Most upset today are the center parties. Their heart-questioning input tax deduction is the big funding item when the parliamentary majority runs across the government for more money to the country's municipalities. The entry tax deduction is a reduction of the employers' fees for companies that employ young or new arrivals. The Center Party calls it a tax cut for the country's companies, the political opponents say it is a meaningless subsidy that does not create more jobs.

No matter what, the Center Party will now demand compensation from the other January parties. The entry deduction was one of the Center Party's main requirements in the negotiations with the Social Democrats a year ago.

Another alternative is that the January parties make another attempt to push through the entry tax deduction in the next budget. It could go, but the risk is, of course, that the majority of the parliament will again tear it up. The same applies to the development period, the new variant of the free year, for which the Environmental Party is warming. The Liberals 'teaching assistants have also been given a foothold in the majority's settlement in Parliament, as has the Social Democrats' Innovation Council.

Turbulent autumn

In total, there are four points in the January agreement that are partially or completely stopped by the Riksdag. To this can be added this autumn's turbulence around the reform of the employment services, where the government was finally forced to back on another heart issue for the Center Party; that the whole reform should rest on the Law of Freedom, LOV.

Chaos privatization, called the Left Party leader Jonas Sjöstedt the reform and was supported by both the Moderates and the Christian Democrats and the Sweden Democrats for a lack of confidence in the Labor Minister.

The Center Party is thus the party in the January collaboration that has so far been hit hardest by the majority's actions in the Riksdag. If this continues, the ultimate consequence may be that the party leaves the January collaboration, but we are not there yet.

At the same time, it is a paradox that both the Moderates and the Christian Democrats would probably have given the Center Party similar concessions about Annie Lööf a year ago instead choosing to release Ulf Kristersson as prime minister.

Political play

Much of what is happening in the Riksdag right now is thus a political game, which seeks to undermine confidence in the government and the January parties. Nevertheless, every parliamentary majority is free to exercise its mandate. Stefan Löfven and the January parties cannot do anything but adhere to it.

The alternative is to call for extras or to resign, but so far the political retreats have not been significant enough to drive such a development.
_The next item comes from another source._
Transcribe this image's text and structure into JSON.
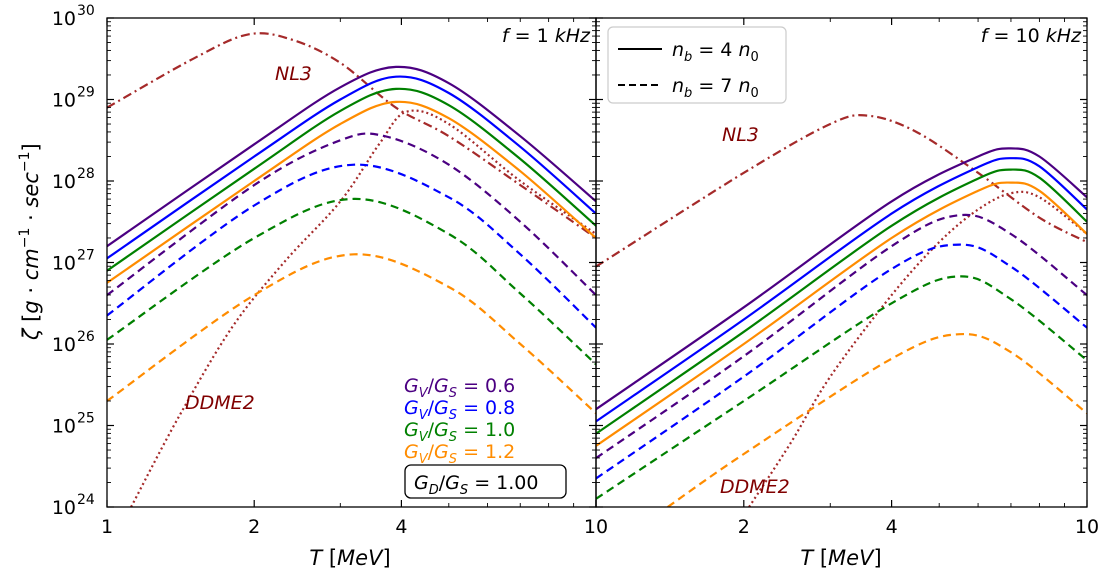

The issues where the majority have run over the government are also of such a nature that it would hardly be possible for Stefan Löfven to use them as arguments to call for an extra election.

A possible way out for the January parties would be to invite the Left Party to the negotiating table. But neither the Center Party nor the Liberals will accept it. In that case, their liberal reforms, which are a red carpet for the Left Party, risk being hit on the foot.

Still, what we see now can only be the beginning of an increasingly ferocious opposition, which has been bloodied by its successes, and who therefore want to move on in its attacks on the government to try to push the borders further.

Unclear future

According to the plan, the January agreement will be valid until the parliamentary elections in 2022, but several points have already been completely or partially stopped by the opposition. Part by part, the settlement can now be about to be dismantled by the political opponents in Parliament.

So a perfectly reasonable question to ask is how many points of the original 73 will be left as the election approaches. The question is also where the pain limit goes for Prime Minister Stefan Löfven. The government's authority is undermined for every setback in Parliament, although Löfven as a social democrat is likely to appreciate some of the political changes that the opposition is now forcing on him.

It is another paradox in the political game right now, that the changes that M, KD, SD and V are pushing through policy matters for government policy in a direction that is more in line with traditional social democratic politics.

It would be an irony of fate if Löfven and LO would eventually have to thank their political opponents for helping to stop the Social Democrats' deleterious parts of the January agreement.